Михаил Алексеев - Мой Сталинград
Не дослушав до конца Хальфина, я сорвался с места и побежал туда, где только что сидел проштрафившийся перед адъютантом солдат. Но там его уже не было, глянул туда сюда, – нету! На душе сделалось муторно: «Не привел ли в самом деле автоматчиков тот с иголочки одетый, свеженький лейтенантик?» Немного успокоился, вспомнив о спасенном знамени: кусочек кумачовой материи должен спасти теперь и 128-й полк, и вынесшего его из окружения солдата.
Минометчики продолжали свои поиски. Большею частью встречались из 299-го, занимавшего позиции левее нас и на Дону, и под Чиковом, и под Абганеровом. «Неужели и 106-й разделил участь 128-го? – горькая эта мысль минута в минуту совпала с той, когда я услышал где-то позади себя:
– Товарищ политрук!

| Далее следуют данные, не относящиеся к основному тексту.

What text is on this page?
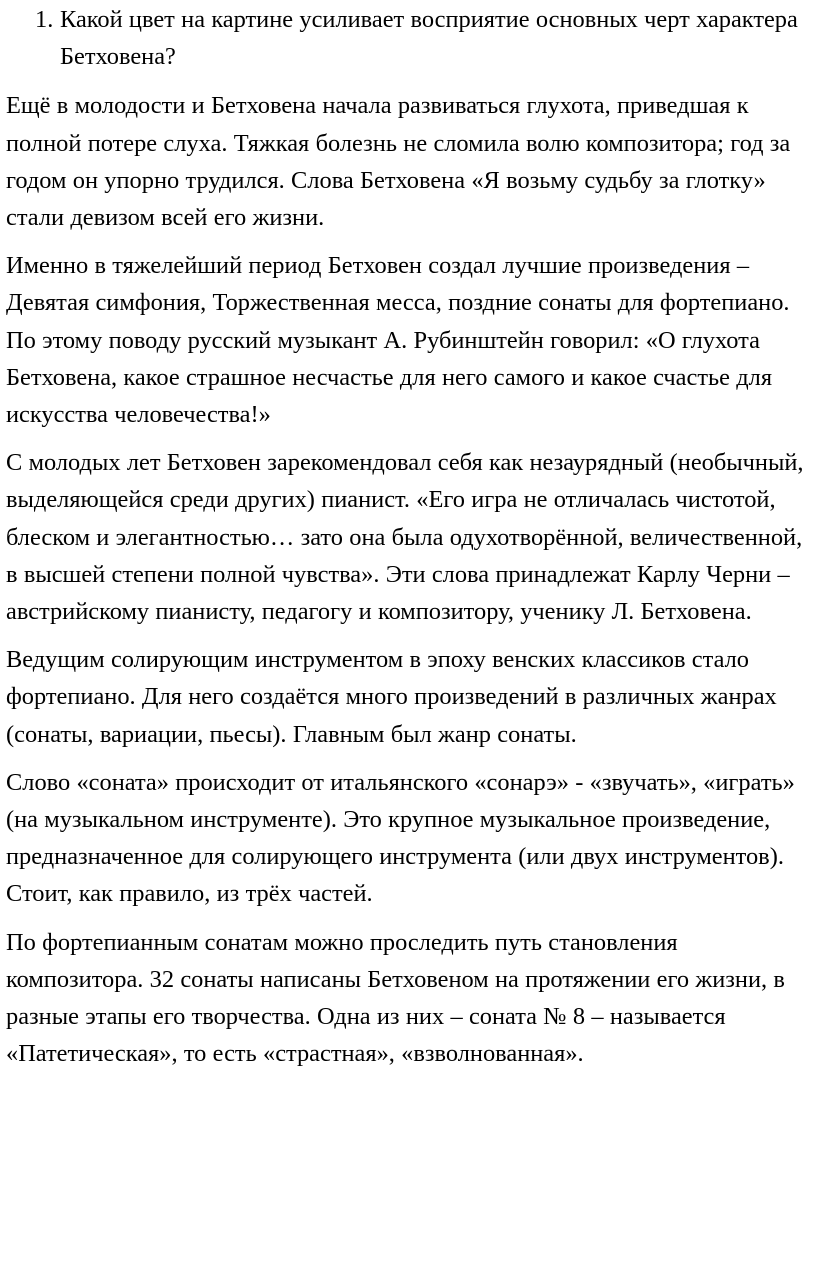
1. Какой цвет на картине усиливает восприятие основных черт характера Бетховена?

Ещё в молодости и Бетховена начала развиваться глухота, приведшая к полной потере слуха. Тяжкая болезнь не сломила волю композитора; год за годом он упорно трудился. Слова Бетховена «Я возьму судьбу за глотку» стали девизом всей его жизни.

Именно в тяжелейший период Бетховен создал лучшие произведения – Девятая симфония, Торжественная месса, поздние сонаты для фортепиано. По этому поводу русский музыкант А. Рубинштейн говорил: «О глухота Бетховена, какое страшное несчастье для него самого и какое счастье для искусства человечества!»

С молодых лет Бетховен зарекомендовал себя как незаурядный (необычный, выделяющейся среди других) пианист. «Его игра не отличалась чистотой, блеском и элегантностью… зато она была одухотворённой, величественной, в высшей степени полной чувства». Эти слова принадлежат Карлу Черни – австрийскому пианисту, педагогу и композитору, ученику Л. Бетховена.

Ведущим солирующим инструментом в эпоху венских классиков стало фортепиано. Для него создаётся много произведений в различных жанрах (сонаты, вариации, пьесы). Главным был жанр сонаты.

Слово «соната» происходит от итальянского «сонарэ» - «звучать», «играть» (на музыкальном инструменте). Это крупное музыкальное произведение, предназначенное для солирующего инструмента (или двух инструментов). Стоит, как правило, из трёх частей.

По фортепианным сонатам можно проследить путь становления композитора. 32 сонаты написаны Бетховеном на протяжении его жизни, в разные этапы его творчества. Одна из них – соната № 8 – называется «Патетическая», то есть «страстная», «взволнованная».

Товарищ политрук!
Голос до того был знакомый, что я мгновенно оглянулся. Миша Лобанов уже окольцевал мою шею и беззвучно плакал. Не плакал, а трясся весь от сдерживаемого рыдания: истерика случается с человеком не только от большого горя, но и от великой радости. Дыхание у меня сбилось, сердце замерло, думалось, что оно остановится вовсе. Миша висел на моей шее, а я прижимал его сильнее и сильнее, как своего младшего братишку, и не слышал, как по лицу катились уже мои собственные слезы. Слезы безмерной радости. Гужавин буквально вырвал Лобанова из моих объятий и стал передавать его, как драгоценный кубок, из рук в руки другим минометчикам. Не скоро еще мы смогли приступить к нему со своими расспросами, что там потом было и как, и с ним самим, и с его маленьким взводом, и с первой ротой. Спрашивали, разумеется, и о том, не повстречался ли он по выходе из окружения с кем-нито из полковой минометной, и страшно огорчались, когда слышали от него, что нет, бывших своих однокашников не видел нигде.
– Да вы погодите! Может, они уже в саду Лапшина? Там собирается наша дивизия, – сказав это, Лобанов спохватился: – Что же мы тут стоим?.. Пойдемте на мои огневые позиции!
– Куда? – мне показалось, что я ослышался. – Какие позиции?
– Самые обыкновенные. Сейчас увидите, товарищ политрук. Час тому назад оборудовали. Тут совсем близко. Видите, свежий противотанковый ров?.. Там мы и установили свои минометы.
– Много ли у тебя их осталось?
– Да все!
– Господи Боже ты мой! Как же тебе это удалось, тезка? Ты что, святой?
– Нам было полегче вырываться с маленькими нашими трубами. Мы не стали погружать их в повозки, а несли на себе. Ну и вот – вынесли.
– Это все так. Но сами-то вы как уцелели?
– Не все уцелели, – Миша вздохнул. – Васю Семенова оставили там, – он махнул рукой в сторону запада. – Помните нашего озорного, веселого Василька? Из расчета Бария Велиева. При бомбежке его осколок угодил в голову. И ранка-то была капельная, чуть заметная... Это километров тридцать отсюда. – Миша порылся в кармане, вынул из него что-то похожее на спелый желудь. – Тут адрес родителей Василька. Не успел еще написать им. Может, товарищ политрук, вы напишете? У меня что-то духу не хватает.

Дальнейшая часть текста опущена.